After some hope from the manufacturing sector that continued this month, the non-manufacturing sector moved up a little, but still indicates contraction at these levels. Our stock market indicator, the NASDAQ Composite, just went sideways. That's still down more than 25% since last month's recovery summary. Proprietors' income, the measure of small business health, is released quarterly; it was revised upward by $6 billion, narrowing the decline from the prior reading to less than 1%.

The manufacturing improvement is quite welcome, but its origins appear to be just for inventory replacement. Their customers cut back aggressively in an attempt to save cash and not be stuck with slow-moving goods, and are now starting to fill in what they need. This does not appear to be an increase that indicates a general rise in demand. The imports index for manufacturing went down slightly, though it is still a little above where it started at the recession start. The weak dollar makes getting raw materials needed in manufacturing more expensive. While it can “help” in making U.S. goods more attractively priced overseas (or just a short drive north or south of our borders), increased costs of materials are part of the equation that seems to be forgotten.

We just took a step sideways over the last month. What's so strange is that movements in a sideways direction are viewed as signs of strength or growth, or “building a base” from which the economy can grow. “Less bad” is not “more good”: it's still bad. It's hard to run on muddy ground. You have to look at the components of the various indices to have an understanding of the economic dilemma. As I wrote last week, the business press, who should know better, insists on reporting only the top line of economic data, and rarely gets past the first paragraph of press releases. The ISM manufacturing report had warning signs, especially about inflation.

Last Friday's unemployment report showed the unemployment rate at 9.7%. Payrolls dropped, again, but somehow it was in the “less bad” category. The household survey, which includes self employment, and is the survey used to calculate the unemployment rate, but is almost never referred to in press reports, showed the employed workforce dropped by 392,000 and that the number of unemployed went up by 466,000. As far as the 9.7% rate, remember that it would have been 9.6% last month had the workforce not dropped like it did last month. We are now at the total number of employed workers that we had in December 2003

U-6, the broadest measure of unemployment and underemployment that includes discourages and underemployed workers, which requires reporters to make two additional mouse clicks on the Bureau of Labor Statistics site to see, was 16.5% unadjusted and 16.8% seasonally adjusted.
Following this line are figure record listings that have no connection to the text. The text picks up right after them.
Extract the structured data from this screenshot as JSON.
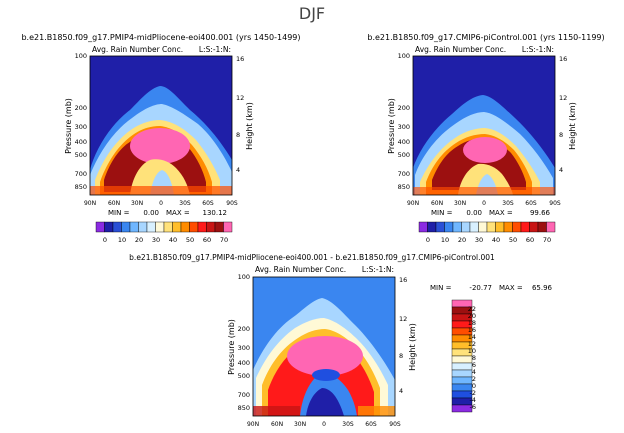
{
  "page": {
    "season_title": "DJF"
  },
  "palettes": {
    "main": [
      "#8b2be2",
      "#1f1fa8",
      "#2a4fd6",
      "#3a86f0",
      "#6fb6ff",
      "#a8d6ff",
      "#d8f0ff",
      "#fff9d6",
      "#ffe27a",
      "#ffbe2a",
      "#ff8c00",
      "#ff4d00",
      "#ff1a1a",
      "#c81414",
      "#9c1010",
      "#ff66b3"
    ],
    "diff": [
      "#8b2be2",
      "#1f1fa8",
      "#1f4fe0",
      "#3a86f0",
      "#6fb6ff",
      "#a8d6ff",
      "#d8f0ff",
      "#fff9d6",
      "#ffe27a",
      "#ffbe2a",
      "#ff8c00",
      "#ff4d00",
      "#ff1a1a",
      "#c81414",
      "#9c1010",
      "#ff66b3"
    ],
    "background_main": "#1f1fa8",
    "background_diff": "#3a86f0"
  },
  "chart_data": [
    {
      "id": "panel_left",
      "type": "heatmap",
      "title": "b.e21.B1850.f09_g17.PMIP4-midPliocene-eoi400.001 (yrs 1450-1499)",
      "subtitle": "Avg. Rain Number Conc.",
      "units_label": "L:S:-1:N:",
      "ylabel": "Pressure (mb)",
      "ylabel_right": "Height (km)",
      "x_ticks": [
        "90N",
        "60N",
        "30N",
        "0",
        "30S",
        "60S",
        "90S"
      ],
      "y_ticks": [
        "100",
        "200",
        "300",
        "400",
        "500",
        "700",
        "850"
      ],
      "y_ticks_right": [
        "16",
        "12",
        "8",
        "4"
      ],
      "min_label": "MIN =",
      "min_value": "0.00",
      "max_label": "MAX =",
      "max_value": "130.12",
      "colorbar_labels": [
        "0",
        "10",
        "20",
        "30",
        "40",
        "50",
        "60",
        "70"
      ],
      "ylim": [
        1000,
        100
      ],
      "xlim": [
        90,
        -90
      ]
    },
    {
      "id": "panel_right",
      "type": "heatmap",
      "title": "b.e21.B1850.f09_g17.CMIP6-piControl.001 (yrs 1150-1199)",
      "subtitle": "Avg. Rain Number Conc.",
      "units_label": "L:S:-1:N:",
      "ylabel": "Pressure (mb)",
      "ylabel_right": "Height (km)",
      "x_ticks": [
        "90N",
        "60N",
        "30N",
        "0",
        "30S",
        "60S",
        "90S"
      ],
      "y_ticks": [
        "100",
        "200",
        "300",
        "400",
        "500",
        "700",
        "850"
      ],
      "y_ticks_right": [
        "16",
        "12",
        "8",
        "4"
      ],
      "min_label": "MIN =",
      "min_value": "0.00",
      "max_label": "MAX =",
      "max_value": "99.66",
      "colorbar_labels": [
        "0",
        "10",
        "20",
        "30",
        "40",
        "50",
        "60",
        "70"
      ],
      "ylim": [
        1000,
        100
      ],
      "xlim": [
        90,
        -90
      ]
    },
    {
      "id": "panel_diff",
      "type": "heatmap",
      "title": "b.e21.B1850.f09_g17.PMIP4-midPliocene-eoi400.001 - b.e21.B1850.f09_g17.CMIP6-piControl.001",
      "subtitle": "Avg. Rain Number Conc.",
      "units_label": "L:S:-1:N:",
      "ylabel": "Pressure (mb)",
      "ylabel_right": "Height (km)",
      "x_ticks": [
        "90N",
        "60N",
        "30N",
        "0",
        "30S",
        "60S",
        "90S"
      ],
      "y_ticks": [
        "100",
        "200",
        "300",
        "400",
        "500",
        "700",
        "850"
      ],
      "y_ticks_right": [
        "16",
        "12",
        "8",
        "4"
      ],
      "min_label": "MIN =",
      "min_value": "-20.77",
      "max_label": "MAX =",
      "max_value": "65.96",
      "colorbar_labels": [
        "22",
        "20",
        "18",
        "16",
        "14",
        "12",
        "10",
        "8",
        "6",
        "4",
        "2",
        "0",
        "-2",
        "-4",
        "-6"
      ],
      "ylim": [
        1000,
        100
      ],
      "xlim": [
        90,
        -90
      ]
    }
  ]
}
Productivity was raised up the other day. As long as that keeps happening and GDP growth is less than that, unemployment will keep worsening, even if the economy manages to grow. Unfortunately, employers have every reason to keep shedding workers out of practicality and also in nebulous but justified fears of pending regulations and taxes. There are some who say that businesses can “only cut so much.” That's not true; they can cut until they're out of business, or cut until they merge with another business, or make some other strategic decision. Don't fall for arguments like “pent-up” demand. Recessions change purchase habits, especially when technology keeps changing and providing alternatives to prior patterns of consumption.
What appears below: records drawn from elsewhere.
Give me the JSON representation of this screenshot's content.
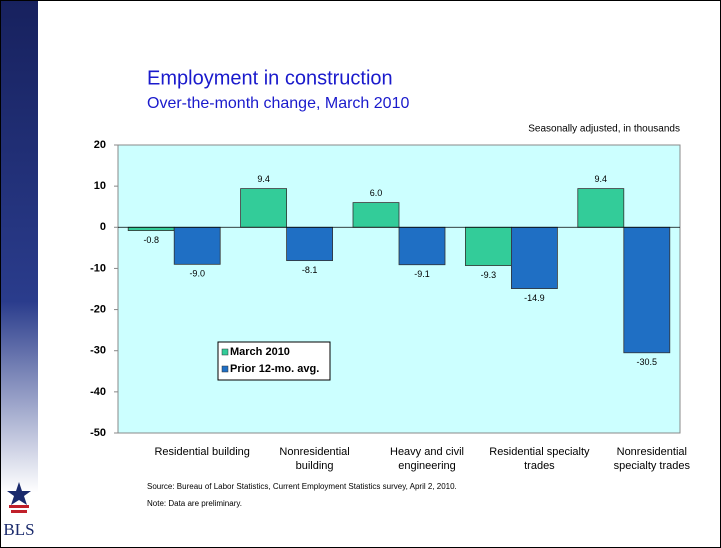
{
  "chart_data": {
    "type": "bar",
    "title": "Employment in construction",
    "subtitle": "Over-the-month change, March 2010",
    "units_note": "Seasonally adjusted, in thousands",
    "categories": [
      "Residential building",
      "Nonresidential building",
      "Heavy and civil engineering",
      "Residential specialty trades",
      "Nonresidential specialty trades"
    ],
    "series": [
      {
        "name": "March 2010",
        "color": "#33cc99",
        "values": [
          -0.8,
          9.4,
          6.0,
          -9.3,
          9.4
        ],
        "value_labels": [
          "-0.8",
          "9.4",
          "6.0",
          "-9.3",
          "9.4"
        ]
      },
      {
        "name": "Prior 12-mo. avg.",
        "color": "#1f6fc4",
        "values": [
          -9.0,
          -8.1,
          -9.1,
          -14.9,
          -30.5
        ],
        "value_labels": [
          "-9.0",
          "-8.1",
          "-9.1",
          "-14.9",
          "-30.5"
        ]
      }
    ],
    "ylim": [
      -50,
      20
    ],
    "yticks": [
      20,
      10,
      0,
      -10,
      -20,
      -30,
      -40,
      -50
    ],
    "legend": "lower left",
    "source": "Source:  Bureau of Labor Statistics, Current Employment Statistics survey, April 2, 2010.",
    "note": "Note: Data are preliminary.",
    "logo": "BLS"
  }
}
What's it all mean? There's great skepticism about what lies ahead, still. Instead of being cautiously optimistic, it appears that businesses are just cautious. Being cautious alone means that the forces of inertia are entrenched. Cautious optimists work to move forward, not content just sit in the same place.
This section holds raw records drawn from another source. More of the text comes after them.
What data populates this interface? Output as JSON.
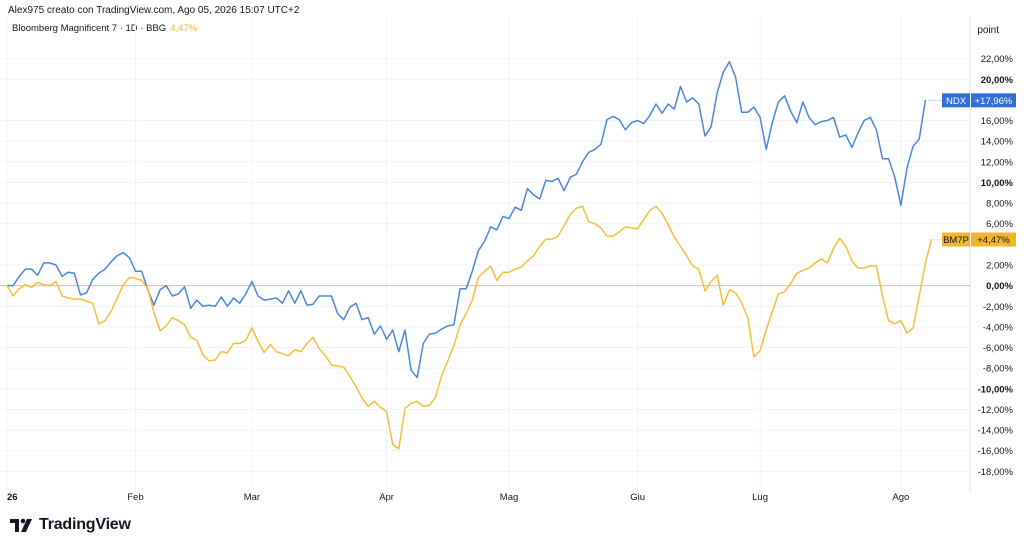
{
  "header": {
    "caption": "Alex975 creato con TradingView.com, Ago 05, 2026 15:07 UTC+2",
    "symbol": "Bloomberg Magnificent 7 · 1D · BBG",
    "change": "4,47%"
  },
  "brand": {
    "name": "TradingView",
    "icon": "tradingview-logo-icon"
  },
  "colors": {
    "ndx": "#4a87d9",
    "bm7p": "#f6bf3a",
    "badge_ndx": "#2f6fd6",
    "badge_bm7p": "#f2b62c",
    "zero_line": "#e8b7b7",
    "grid": "#f0f3fa"
  },
  "chart_data": {
    "type": "line",
    "unit": "point",
    "ylim": [
      -20,
      24
    ],
    "y_ticks": [
      {
        "value": 22,
        "label": "22,00%"
      },
      {
        "value": 20,
        "label": "20,00%"
      },
      {
        "value": 16,
        "label": "16,00%"
      },
      {
        "value": 14,
        "label": "14,00%"
      },
      {
        "value": 12,
        "label": "12,00%"
      },
      {
        "value": 10,
        "label": "10,00%"
      },
      {
        "value": 8,
        "label": "8,00%"
      },
      {
        "value": 6,
        "label": "6,00%"
      },
      {
        "value": 2,
        "label": "2,00%"
      },
      {
        "value": 0,
        "label": "0,00%"
      },
      {
        "value": -2,
        "label": "-2,00%"
      },
      {
        "value": -4,
        "label": "-4,00%"
      },
      {
        "value": -6,
        "label": "-6,00%"
      },
      {
        "value": -8,
        "label": "-8,00%"
      },
      {
        "value": -10,
        "label": "-10,00%"
      },
      {
        "value": -12,
        "label": "-12,00%"
      },
      {
        "value": -14,
        "label": "-14,00%"
      },
      {
        "value": -16,
        "label": "-16,00%"
      },
      {
        "value": -18,
        "label": "-18,00%"
      }
    ],
    "x_ticks": [
      {
        "index": 0,
        "label": "26"
      },
      {
        "index": 21,
        "label": "Feb"
      },
      {
        "index": 40,
        "label": "Mar"
      },
      {
        "index": 62,
        "label": "Apr"
      },
      {
        "index": 82,
        "label": "Mag"
      },
      {
        "index": 103,
        "label": "Giu"
      },
      {
        "index": 123,
        "label": "Lug"
      },
      {
        "index": 146,
        "label": "Ago"
      }
    ],
    "x_count": 148,
    "series": [
      {
        "name": "NDX",
        "badge": "+17,96%",
        "values": [
          0,
          0,
          0.9,
          1.6,
          1.6,
          1,
          2.2,
          2.2,
          2,
          0.9,
          1.3,
          1.2,
          -0.9,
          -0.7,
          0.6,
          1.2,
          1.6,
          2.3,
          2.9,
          3.2,
          2.7,
          1.4,
          1.4,
          -0.4,
          -1.9,
          -0.4,
          0,
          -1,
          -0.8,
          -0.1,
          -2.2,
          -1.4,
          -2,
          -1.9,
          -2,
          -1.1,
          -2,
          -1.2,
          -1.7,
          -0.8,
          0.4,
          -1,
          -1.4,
          -1.3,
          -1.2,
          -1.7,
          -0.5,
          -1.7,
          -0.5,
          -1.9,
          -1.8,
          -1,
          -1,
          -1,
          -2.7,
          -3.3,
          -2.1,
          -1.7,
          -3.3,
          -3.1,
          -4.7,
          -3.9,
          -5.2,
          -4.3,
          -6.4,
          -4.3,
          -8.2,
          -8.9,
          -5.6,
          -4.7,
          -4.6,
          -4.2,
          -3.9,
          -3.8,
          -0.3,
          -0.3,
          1.4,
          3.4,
          4.3,
          5.7,
          5.4,
          6.7,
          6.5,
          7.6,
          7.3,
          9.4,
          8.8,
          8.4,
          10.2,
          10.1,
          10.4,
          9.2,
          10.5,
          10.8,
          12,
          12.9,
          13.2,
          13.7,
          16.1,
          16.4,
          16.1,
          15.1,
          15.8,
          16,
          15.7,
          16.5,
          17.6,
          16.7,
          17.6,
          17.1,
          19.3,
          17.8,
          18.2,
          17.6,
          14.5,
          15.4,
          18.7,
          20.7,
          21.7,
          20.2,
          16.8,
          16.8,
          17.3,
          16.3,
          13.2,
          15.8,
          17.8,
          18.4,
          16.9,
          15.8,
          17.8,
          16.3,
          15.6,
          15.9,
          16,
          16.3,
          14.4,
          14.6,
          13.4,
          14.8,
          16,
          16.3,
          15.1,
          12.3,
          12.3,
          10.5,
          7.8,
          11.4,
          13.5,
          14.2,
          17.96
        ]
      },
      {
        "name": "BM7P",
        "badge": "+4,47%",
        "values": [
          0,
          -1,
          -0.3,
          0.1,
          -0.2,
          0.3,
          0.1,
          0,
          0.4,
          -1,
          -1.2,
          -1.3,
          -1.3,
          -1.5,
          -1.7,
          -3.7,
          -3.4,
          -2.5,
          -1.2,
          0.1,
          0.8,
          0.7,
          0.5,
          -0.3,
          -2.6,
          -4.4,
          -3.9,
          -3.1,
          -3.4,
          -3.8,
          -5,
          -5.3,
          -6.7,
          -7.3,
          -7.2,
          -6.4,
          -6.5,
          -5.6,
          -5.6,
          -5.3,
          -4.1,
          -5.4,
          -6.5,
          -5.7,
          -6.4,
          -6.6,
          -6.8,
          -6.2,
          -6.4,
          -5.6,
          -5,
          -6.1,
          -6.8,
          -7.7,
          -7.8,
          -7.9,
          -8.8,
          -9.8,
          -10.9,
          -11.7,
          -11.2,
          -11.8,
          -12.2,
          -15.4,
          -15.8,
          -11.9,
          -11.4,
          -11.2,
          -11.7,
          -11.6,
          -10.8,
          -8.7,
          -7.3,
          -5.8,
          -3.8,
          -2.7,
          -1.4,
          0.8,
          1.4,
          1.9,
          0.5,
          1.3,
          1.3,
          1.6,
          1.8,
          2.4,
          2.9,
          3.8,
          4.5,
          4.5,
          4.8,
          5.8,
          6.9,
          7.5,
          7.7,
          6.2,
          6,
          5.6,
          4.8,
          4.8,
          5.2,
          5.7,
          5.6,
          5.5,
          6.4,
          7.3,
          7.7,
          7,
          5.9,
          4.7,
          3.8,
          2.9,
          1.9,
          1.6,
          -0.5,
          0.4,
          1,
          -1.9,
          -0.4,
          -0.7,
          -1.7,
          -3.1,
          -6.9,
          -6.3,
          -4.3,
          -2.5,
          -0.8,
          -0.6,
          0.2,
          1.2,
          1.5,
          1.7,
          2.2,
          2.6,
          2.2,
          3.6,
          4.6,
          3.8,
          2.4,
          1.7,
          1.7,
          1.9,
          1.9,
          -1,
          -3.4,
          -3.7,
          -3.4,
          -4.6,
          -4.1,
          -1,
          2.2,
          4.47
        ]
      }
    ]
  }
}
Every business needs sales, prospects, and better relationships with their clients. This is a time to go out and create business, not to get business. It's right at the heart of why people use print and all media. That's still the place to focus. When client companies are still in a hunker-down mode, they need outside resources to help them with those tasks in a proactive way. Newness still works. Sell the effects, not the process. Selling just sizzle ignores the rest of the meal.